Yazar Şenlikoğlu, bu konuyu 30 yıldır takip ettiğini ve ilgilendiği gençler olduğunu belirterek, "Eskiden o imkanım vardı. Dergimiz varken, 15-20 kişiyle ilgilendim. En az yarısı kurtuldu. İmanlı olanlar, kurtulmak isteyenler kurtuluyor." değerlendirmesini yaptı.
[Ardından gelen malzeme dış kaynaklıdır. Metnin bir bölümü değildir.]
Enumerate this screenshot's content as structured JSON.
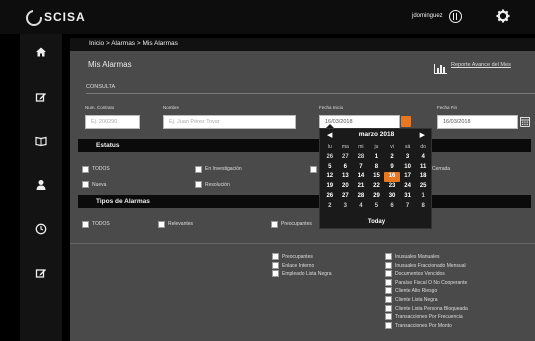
{
  "header": {
    "brand": "SCISA",
    "user": "jdominguez"
  },
  "breadcrumb": "Inicio > Alarmas > Mis Alarmas",
  "page_title": "Mis Alarmas",
  "report_link": "Reporte Avance del Mes",
  "consulta": {
    "section": "CONSULTA",
    "contract_label": "Num. Contrato",
    "contract_placeholder": "Ej. 200290",
    "name_label": "Nombre",
    "name_placeholder": "Ej. Juan Pérez Tovar",
    "start_label": "Fecha Inicio",
    "start_value": "16/03/2018",
    "end_label": "Fecha Fin",
    "end_value": "16/03/2018"
  },
  "estatus": {
    "title": "Estatus",
    "options": [
      "TODOS",
      "En Investigación",
      "Cerrada",
      "Nueva",
      "Resolución"
    ]
  },
  "tipos": {
    "title": "Tipos de Alarmas",
    "options": [
      "TODOS",
      "Relevantes",
      "Preocupantes"
    ]
  },
  "types_left": [
    "Preocupantes",
    "Enlace Interno",
    "Empleado Lista Negra"
  ],
  "types_right": [
    "Inusuales Manuales",
    "Inusuales Fraccionado Mensual",
    "Documentos Vencidos",
    "Paraíso Fiscal O No Cooperante",
    "Cliente Alto Riesgo",
    "Cliente Lista Negra",
    "Cliente Lista Persona Bloqueada",
    "Transacciones Por Frecuencia",
    "Transacciones Por Monto"
  ],
  "datepicker": {
    "month": "marzo 2018",
    "prev": "◀",
    "next": "▶",
    "dow": [
      "lu",
      "ma",
      "mi",
      "ju",
      "vi",
      "sá",
      "do"
    ],
    "weeks": [
      [
        "26",
        "27",
        "28",
        "1",
        "2",
        "3",
        "4"
      ],
      [
        "5",
        "6",
        "7",
        "8",
        "9",
        "10",
        "11"
      ],
      [
        "12",
        "13",
        "14",
        "15",
        "16",
        "17",
        "18"
      ],
      [
        "19",
        "20",
        "21",
        "22",
        "23",
        "24",
        "25"
      ],
      [
        "26",
        "27",
        "28",
        "29",
        "30",
        "31",
        "1"
      ],
      [
        "2",
        "3",
        "4",
        "5",
        "6",
        "7",
        "8"
      ]
    ],
    "selected": "16",
    "today": "Today"
  },
  "colors": {
    "accent": "#e87722",
    "main_bg": "#4a4a4a",
    "bar_bg": "#0b0b0b"
  }
}
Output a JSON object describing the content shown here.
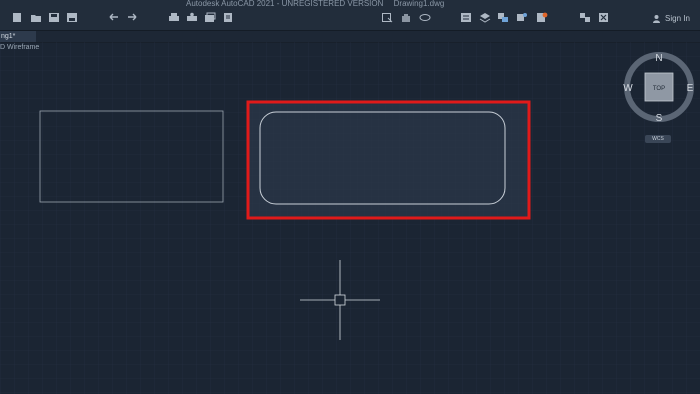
{
  "window": {
    "app_title": "Autodesk AutoCAD 2021 - UNREGISTERED VERSION",
    "file_name": "Drawing1.dwg"
  },
  "user": {
    "sign_in_label": "Sign In"
  },
  "toolbar": {
    "icons": [
      "new-icon",
      "open-icon",
      "save-icon",
      "save-as-icon",
      "undo-icon",
      "redo-icon",
      "plot-icon",
      "plot-preview-icon",
      "batch-plot-icon",
      "publish-icon",
      "select-icon",
      "layer-icon",
      "pan-icon",
      "orbit-icon",
      "properties-icon",
      "layer-properties-icon",
      "match-properties-icon",
      "block-icon",
      "quick-properties-icon",
      "tools-icon",
      "close-panel-icon"
    ]
  },
  "document": {
    "tab_label": "ng1*"
  },
  "viewport": {
    "label": "D Wireframe"
  },
  "viewcube": {
    "top_label": "TOP",
    "north": "N",
    "south": "S",
    "east": "E",
    "west": "W",
    "wcs_label": "WCS"
  },
  "colors": {
    "background": "#1b2533",
    "highlight": "#e11a1a",
    "grid": "#263245",
    "geometry": "#c9d0d8"
  }
}
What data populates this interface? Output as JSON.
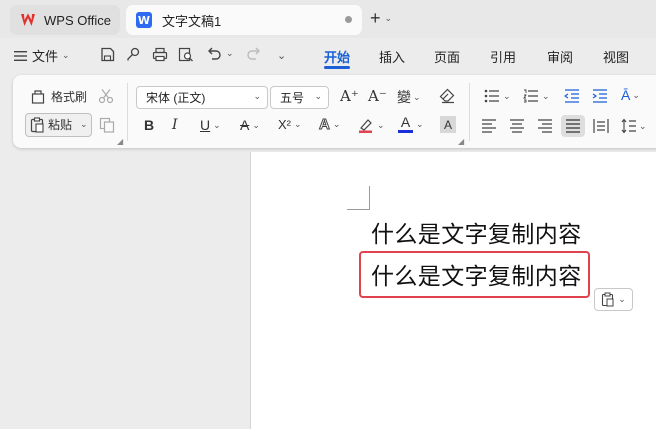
{
  "tabs": {
    "app_label": "WPS Office",
    "doc_label": "文字文稿1"
  },
  "menu": {
    "file_label": "文件",
    "ribbon_tabs": [
      "开始",
      "插入",
      "页面",
      "引用",
      "审阅",
      "视图"
    ],
    "active_tab": "开始"
  },
  "ribbon": {
    "format_painter_label": "格式刷",
    "paste_label": "粘贴",
    "font_name": "宋体 (正文)",
    "font_size": "五号",
    "bold_glyph": "B",
    "italic_glyph": "I",
    "underline_glyph": "U",
    "strike_glyph": "A",
    "superscript_glyph": "X²",
    "text_effect_glyph": "A",
    "font_color_glyph": "A",
    "char_shade_glyph": "A",
    "grow_glyph": "A⁺",
    "shrink_glyph": "A⁻",
    "font_color": "#1a2fd8",
    "highlight_color": "#e0424e"
  },
  "document": {
    "line1": "什么是文字复制内容",
    "line2": "什么是文字复制内容"
  },
  "colors": {
    "accent": "#1a5fd8",
    "selection_border": "#e0424e"
  }
}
Türkiye ve dünyada insanların zevklerini engellememeleri, her istediklerini yapmaları yönünde telkinler bulunduğuna işaret eden Şenlikoğlu, şu ifadeleri kullandı:

"İnsan her istediğini yapmaya mecbur değildir, yapamaz da zaten. 'Efendim ne yapayım ama benim cinsel duygularım erkek de olmak istiyor.' diyor. Nice kadınlar var, nice erkekler var, eşiyle mutlu değil, eşiyle hiçbir mahrem ilişki yaşayamayan kadınlar ve erkekler var. Onlar ne yapıyor? 'Ben bir Müslümanım, bunu yaşayamam.' desin. Ölmezsin ki sen onu yaşamadın diye.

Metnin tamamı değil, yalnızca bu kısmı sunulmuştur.